Nous avons déjà longuement évoqué la première citation des deux aînés Gibelin dans des actes autres que ceux qui les concernaient directement. C'était douze années plus tard lors de la naissance du petit frère Louis Alexandre qu'ils ont parrainé. J'avais alors souligné combien la différence qu'a bien marquée le curé Giraud entre l'aînée illitérée et son jeune frère qui signait avait pu être un traumatisme pour la soeur aînée. Ce m'est l'occasion de dénoncer ce curé Giraud, que décidément je n'aime pas beaucoup, en l'accusant publiquement de faux en écriture. C'est en effet lui qui a signé à la place du jeune Louis, les deux noms Louis à quelques lignes d'intervalle sont bien de la même écriture, il n'y a pas photo comme on dit à notre époque. Ce qui ne remet pas en cause le fait qu'à 12 ans le jeune Louis était en cours de formation à la lecture écriture alors qu'âgée de deux ans de plus son aînée ne l'était pas. Le curé Giraud l'avoue implicitement, lui qui avait la responsabilité de leur éducation.

Il n'est pas étonnant que dans cette situation de cadet poussé par son père pour faire carrière grâce à l'instruction, on retrouve très vite la signature de Louis (authentique alors) sur un certain nombre d'actes civils pour lesquels il intervient comme témoin à partir des dernières années du siècle. Quelques exemples de sa signature éclairent sa personnalité. Vers 1800, à peine sorti de l'adolescence, il a adopté une signature "gothique" avec des enjolivures du plus bel effet. Dans les années 1820 elle prendra une forme plus classique mais bien lisible, à laquelle sera ajoutée le mot maire dix ans plus tard.
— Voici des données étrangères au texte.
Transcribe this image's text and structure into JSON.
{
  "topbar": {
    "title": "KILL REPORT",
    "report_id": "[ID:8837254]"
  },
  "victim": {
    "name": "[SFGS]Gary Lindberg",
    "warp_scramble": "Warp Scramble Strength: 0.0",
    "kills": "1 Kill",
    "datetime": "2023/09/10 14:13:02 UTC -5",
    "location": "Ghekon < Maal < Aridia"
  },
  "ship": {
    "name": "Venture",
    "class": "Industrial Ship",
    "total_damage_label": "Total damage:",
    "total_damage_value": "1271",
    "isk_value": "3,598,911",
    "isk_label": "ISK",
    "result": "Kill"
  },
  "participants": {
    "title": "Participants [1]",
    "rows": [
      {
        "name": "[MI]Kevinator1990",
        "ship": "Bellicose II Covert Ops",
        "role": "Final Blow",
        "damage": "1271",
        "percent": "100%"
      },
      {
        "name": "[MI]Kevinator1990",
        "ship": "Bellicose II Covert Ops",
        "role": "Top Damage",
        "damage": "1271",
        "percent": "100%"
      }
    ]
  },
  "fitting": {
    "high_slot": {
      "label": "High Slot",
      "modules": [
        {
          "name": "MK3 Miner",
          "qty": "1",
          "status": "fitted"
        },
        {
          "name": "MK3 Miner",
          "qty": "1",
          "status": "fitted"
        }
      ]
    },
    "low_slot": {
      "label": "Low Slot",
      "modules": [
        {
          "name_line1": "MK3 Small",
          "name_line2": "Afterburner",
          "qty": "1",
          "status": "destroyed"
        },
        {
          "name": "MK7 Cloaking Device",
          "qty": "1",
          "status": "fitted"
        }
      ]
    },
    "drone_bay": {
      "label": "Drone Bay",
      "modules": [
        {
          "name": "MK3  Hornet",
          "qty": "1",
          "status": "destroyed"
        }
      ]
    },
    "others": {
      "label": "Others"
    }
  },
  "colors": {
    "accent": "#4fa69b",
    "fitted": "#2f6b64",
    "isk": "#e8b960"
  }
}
Louis se marie en août 1813 avec une jeune fille de Lorgues âgée de 27 ans Susanne Cézarine, l'ordre des prénoms de même que la présence d'un z dans chacun d'eux varient au gré des actes civils plus phonétiques que rigoureux. Son père Léon Vaille, décédé une quinzaine d'années auparavant avait été négociant. La mère de l'épousée est curieusement dénommée maxime Vaille de Vaille. Quant au marié Louis, il n'est plus de toute première jeunesse, il a atteint 37 ans.

Le premier enfant apparaît l'année suivante, une petite fille nommée Anne Marie Louise. Il n'y a plus de parrain à cette époque, mais deux témoins républicains de Lorgues.
Viendra ensuite un fils, en 1816, Louis Adolphe Michel, les deux témoins étant aussi de Lorgues on peut supposer que Suzanne avait gardé des attaches dans cette commune.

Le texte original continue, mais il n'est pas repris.